- Born: London
- Occupation: Chairman
- Years active: 1960–2025
- Organization: Undivided Indian Ex-Servicemen's Association

= Rajinder Singh Dhatt =

British Indian World War II veteran and community leader

Rajinder Singh Dhatt MBE (Punjabi: ਰਜਿੰਦਰ ਸਿੰਘ ਧੱਤ) (1921–2025) was a British Indian World War II veteran and community leader known for his service in the British Indian Army and his advocacy for the recognition of Indian soldiers' contributions during the war.

== Early life ==

Dhatt was born in Punjab, British India, in 1921. He enlisted in the British Indian Army in 1941 and served in the Burma Campaign, including the battles of Kohima and Imphal.

== Career ==

After migrating to the United Kingdom in the 1960s, Dhatt co-founded the Undivided Indian Ex-Servicemen's Association to support veterans of the British Indian Army. He dedicated his life to raising awareness of South Asian soldiers' sacrifices during World War II, including participating in exhibitions commemorating their service.

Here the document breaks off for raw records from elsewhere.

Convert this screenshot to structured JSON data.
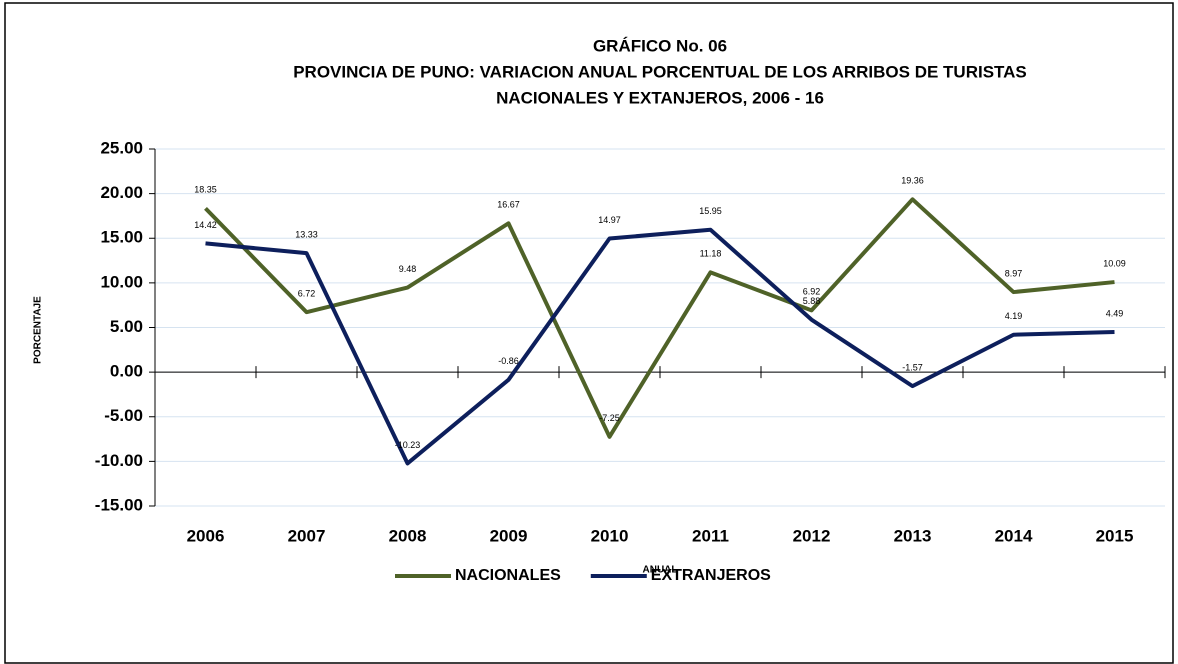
{
  "chart_data": {
    "type": "line",
    "title": "GRÁFICO No. 06",
    "subtitle": [
      "PROVINCIA DE PUNO: VARIACION ANUAL PORCENTUAL DE LOS ARRIBOS DE TURISTAS",
      "NACIONALES Y EXTANJEROS, 2006 - 16"
    ],
    "x_label": "ANUAL",
    "y_label": "PORCENTAJE",
    "categories": [
      "2006",
      "2007",
      "2008",
      "2009",
      "2010",
      "2011",
      "2012",
      "2013",
      "2014",
      "2015"
    ],
    "series": [
      {
        "name": "NACIONALES",
        "color": "#4f6228",
        "values": [
          18.35,
          6.72,
          9.48,
          16.67,
          -7.25,
          11.18,
          6.92,
          19.36,
          8.97,
          10.09
        ]
      },
      {
        "name": "EXTRANJEROS",
        "color": "#0d1f5c",
        "values": [
          14.42,
          13.33,
          -10.23,
          -0.86,
          14.97,
          15.95,
          5.88,
          -1.57,
          4.19,
          4.49
        ]
      }
    ],
    "ylim": [
      -15,
      25
    ],
    "yticks": [
      {
        "value": -15,
        "label": "-15.00"
      },
      {
        "value": -10,
        "label": "-10.00"
      },
      {
        "value": -5,
        "label": "-5.00"
      },
      {
        "value": 0,
        "label": "0.00"
      },
      {
        "value": 5,
        "label": "5.00"
      },
      {
        "value": 10,
        "label": "10.00"
      },
      {
        "value": 15,
        "label": "15.00"
      },
      {
        "value": 20,
        "label": "20.00"
      },
      {
        "value": 25,
        "label": "25.00"
      }
    ],
    "grid": true,
    "legend": "bottom"
  }
}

== Personal life and legacy ==
Dhatt celebrated his 100th birthday in 2021, receiving tributes from military and community organisations. He died in May 2025 at the age of 103. His legacy lives on through the organisations he helped build and his efforts to ensure the stories of Indian soldiers in World War II are remembered.

== Awards and recognition ==

In 2023, Dhatt was honoured with the Points of Light award by UK Prime Minister Rishi Sunak for his community service and veteran advocacy.

In 2024, he was appointed a Member of the Order of the British Empire (MBE) for his contributions to the South Asian community and veterans.